The entire 14-km long tourist hub, starting Dalgate to Mughal gardens like Nishat, Chesmashahi, Botanical Garden, etc., to Hazratbal, saw negligible movement of civilian traffic because of restrictions imposed by the security forces. The stretch houses hundreds of hotels, houseboats and restaurants, which wore deserted look because tourists preferred to stay inside.
"The high-profile visit was ill-timed. Tourists are caged in their hotels and houseboats," said Nayeem Raja, a houseboat owner.

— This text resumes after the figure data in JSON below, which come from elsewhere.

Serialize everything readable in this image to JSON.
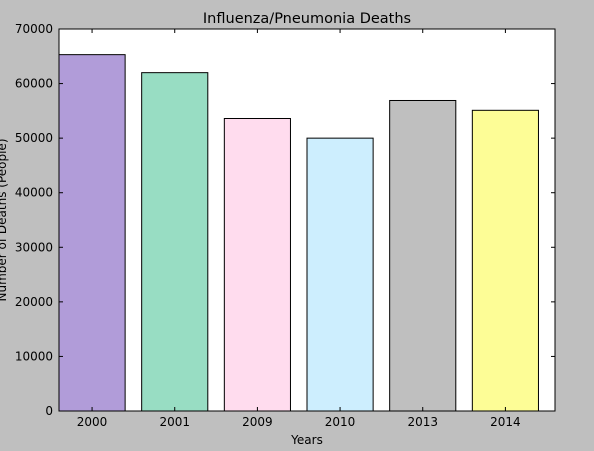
{
  "chart_data": {
    "type": "bar",
    "title": "Influenza/Pneumonia Deaths",
    "xlabel": "Years",
    "ylabel": "Number of Deaths (People)",
    "categories": [
      "2000",
      "2001",
      "2009",
      "2010",
      "2013",
      "2014"
    ],
    "values": [
      65300,
      62000,
      53600,
      50000,
      56900,
      55100
    ],
    "bar_colors": [
      "#b19cd9",
      "#98ddc3",
      "#ffdcee",
      "#cdeefe",
      "#bfbfbf",
      "#fdfd96"
    ],
    "ylim": [
      0,
      70000
    ],
    "yticks": [
      "0",
      "10000",
      "20000",
      "30000",
      "40000",
      "50000",
      "60000",
      "70000"
    ],
    "grid": false,
    "legend": "none",
    "plot_background": "#ffffff",
    "figure_background": "#bfbfbf"
  }
}
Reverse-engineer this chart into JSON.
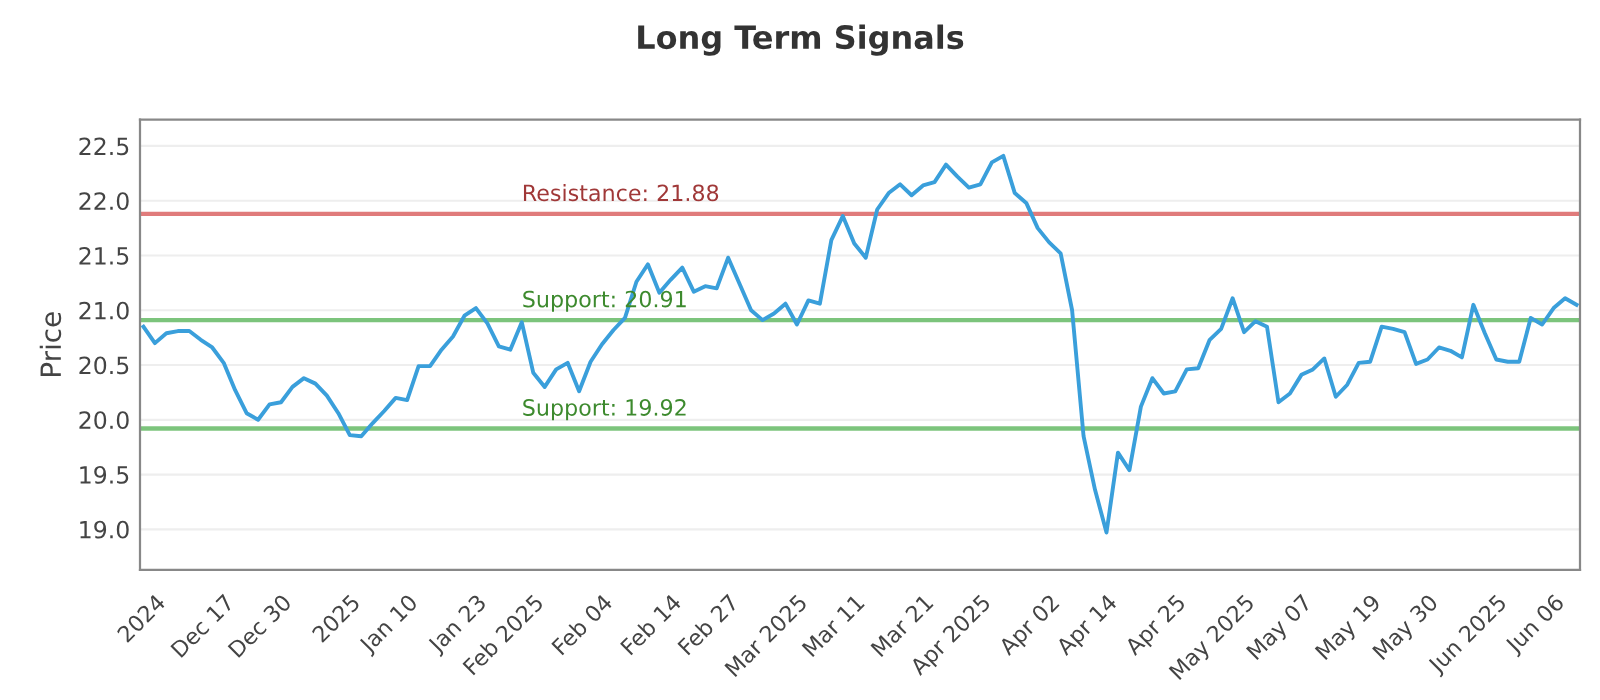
{
  "chart_data": {
    "type": "line",
    "title": "Long Term Signals",
    "ylabel": "Price",
    "categories": [
      null,
      "2024",
      null,
      null,
      null,
      null,
      null,
      "Dec 17",
      null,
      null,
      null,
      null,
      "Dec 30",
      null,
      null,
      null,
      null,
      null,
      "2025",
      null,
      null,
      null,
      null,
      "Jan 10",
      null,
      null,
      null,
      null,
      null,
      "Jan 23",
      null,
      null,
      null,
      null,
      "Feb 2025",
      null,
      null,
      null,
      null,
      null,
      "Feb 04",
      null,
      null,
      null,
      null,
      null,
      "Feb 14",
      null,
      null,
      null,
      null,
      "Feb 27",
      null,
      null,
      null,
      null,
      null,
      "Mar 2025",
      null,
      null,
      null,
      null,
      "Mar 11",
      null,
      null,
      null,
      null,
      null,
      "Mar 21",
      null,
      null,
      null,
      null,
      "Apr 2025",
      null,
      null,
      null,
      null,
      null,
      "Apr 02",
      null,
      null,
      null,
      null,
      "Apr 14",
      null,
      null,
      null,
      null,
      null,
      "Apr 25",
      null,
      null,
      null,
      null,
      null,
      "May 2025",
      null,
      null,
      null,
      null,
      "May 07",
      null,
      null,
      null,
      null,
      null,
      "May 19",
      null,
      null,
      null,
      null,
      "May 30",
      null,
      null,
      null,
      null,
      null,
      "Jun 2025",
      null,
      null,
      null,
      null,
      "Jun 06",
      null,
      null
    ],
    "series": [
      {
        "color": "#3a9fdb",
        "values": [
          20.85,
          20.7,
          20.79,
          20.81,
          20.81,
          20.73,
          20.66,
          20.52,
          20.27,
          20.06,
          20.0,
          20.14,
          20.16,
          20.3,
          20.38,
          20.33,
          20.22,
          20.06,
          19.86,
          19.85,
          19.97,
          20.08,
          20.2,
          20.18,
          20.49,
          20.49,
          20.64,
          20.76,
          20.95,
          21.02,
          20.88,
          20.67,
          20.64,
          20.89,
          20.43,
          20.3,
          20.46,
          20.52,
          20.26,
          20.53,
          20.69,
          20.82,
          20.93,
          21.26,
          21.42,
          21.16,
          21.28,
          21.39,
          21.17,
          21.22,
          21.2,
          21.48,
          21.24,
          21.0,
          20.91,
          20.97,
          21.06,
          20.87,
          21.09,
          21.06,
          21.64,
          21.86,
          21.61,
          21.48,
          21.92,
          22.07,
          22.15,
          22.05,
          22.14,
          22.17,
          22.33,
          22.22,
          22.12,
          22.15,
          22.35,
          22.41,
          22.07,
          21.98,
          21.75,
          21.62,
          21.52,
          21.0,
          19.85,
          19.36,
          18.97,
          19.7,
          19.54,
          20.12,
          20.38,
          20.24,
          20.26,
          20.46,
          20.47,
          20.73,
          20.83,
          21.11,
          20.8,
          20.9,
          20.85,
          20.16,
          20.24,
          20.41,
          20.46,
          20.56,
          20.21,
          20.32,
          20.52,
          20.53,
          20.85,
          20.83,
          20.8,
          20.51,
          20.55,
          20.66,
          20.63,
          20.57,
          21.05,
          20.79,
          20.55,
          20.53,
          20.53,
          20.93,
          20.87,
          21.02,
          21.11,
          21.05
        ]
      }
    ],
    "ylim": [
      18.63,
      22.74
    ],
    "yticks": [
      {
        "value": 19,
        "label": "19.0"
      },
      19.5,
      {
        "value": 20,
        "label": "20.0"
      },
      20.5,
      {
        "value": 21,
        "label": "21.0"
      },
      21.5,
      {
        "value": 22,
        "label": "22.0"
      },
      22.5
    ],
    "grid": "y",
    "legend": false,
    "marker": "none",
    "line_style": "solid",
    "ref_lines": [
      {
        "axis": "y",
        "value": 21.88,
        "label": "Resistance: 21.88",
        "color": "#e07b7b"
      },
      {
        "axis": "y",
        "value": 20.91,
        "label": "Support: 20.91",
        "color": "#7cc47c"
      },
      {
        "axis": "y",
        "value": 19.92,
        "label": "Support: 19.92",
        "color": "#7cc47c"
      }
    ]
  }
}
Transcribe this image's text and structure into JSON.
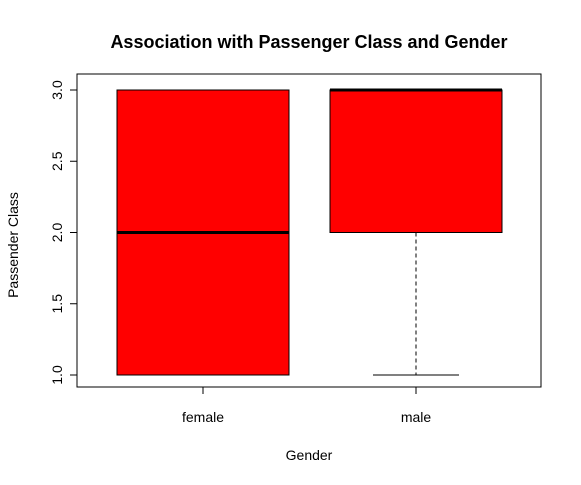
{
  "chart_data": {
    "type": "boxplot",
    "title": "Association with Passenger Class and Gender",
    "xlabel": "Gender",
    "ylabel": "Passender Class",
    "ylim": [
      1.0,
      3.0
    ],
    "y_ticks": [
      "1.0",
      "1.5",
      "2.0",
      "2.5",
      "3.0"
    ],
    "categories": [
      "female",
      "male"
    ],
    "box_fill_color": "#ff0000",
    "boxes": [
      {
        "category": "female",
        "whisker_low": 1.0,
        "q1": 1.0,
        "median": 2.0,
        "q3": 3.0,
        "whisker_high": 3.0
      },
      {
        "category": "male",
        "whisker_low": 1.0,
        "q1": 2.0,
        "median": 3.0,
        "q3": 3.0,
        "whisker_high": 3.0
      }
    ],
    "grid": false,
    "legend": "none"
  }
}
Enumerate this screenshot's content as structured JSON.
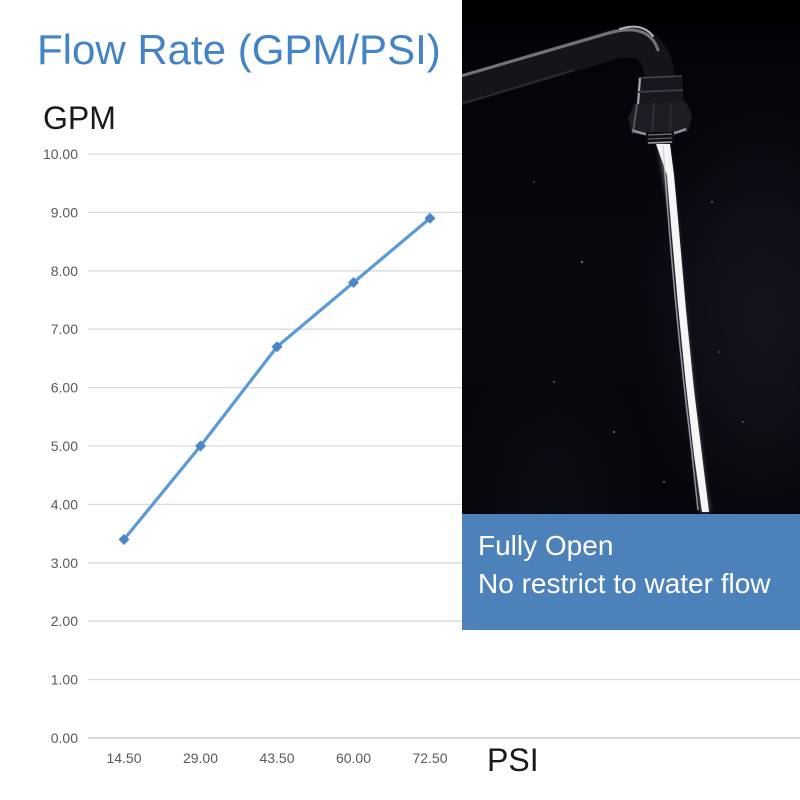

Kashmir Economic Alliance (KEA) chairman Mohammad Yasin Khan fears that the restrictions and shutdown in the wake of the PM's visit is going to cost heavy on the tourism industry. "The lockdown will incur a loss of Rs 200 crore a day," said Khan.
Since Monday, the Valley was put under a tight security blanket, marked by random checks and frisking, reducing sharply the movement of tourists in the evening.
The PM is scheduled to visit south Kashmir's Qazigund area, around 80 km away from Srinagar, on Wednesday to inaugurate a 11.5 km long tunnel. There are chances of easing up of restriction in Srinagar on Thursday as separatists have not called for any shutdown.
However, a senior police officer, said, on the condition of anonymity, that the security forces will not lower guard till the prime minister is in the state given challenge from militants and separatists.
"We fear several areas, including tourist hotspot Boulevard, would be sealed for second day tomorrow. It would then bring immense inconveniences to the common people and tourists," said House Boat Owners Association (HBOA) chairman Mohammad Azim Tuman.
Meanwhile, most separatists, like Sayed Ali Shah Geelani, Yasin Malik and Mirwaiz Umar Farooq were placed under house arrest. Supporters of the Mirwaiz organised a nocturnal protest on Monday night to protest restrictions on the separatist leader to attend a religious gathering. By and large, the day passed off peacefully with minor attempts by MLA Engineer Rashid's supporters and some second-rung separatists to carry out protest marches.
"The PM should given up on India traditional stubbornness on Kashmir and instead fulfil the promises made to people in the international forums," said Geelani, who thanked people for observing a shutdown.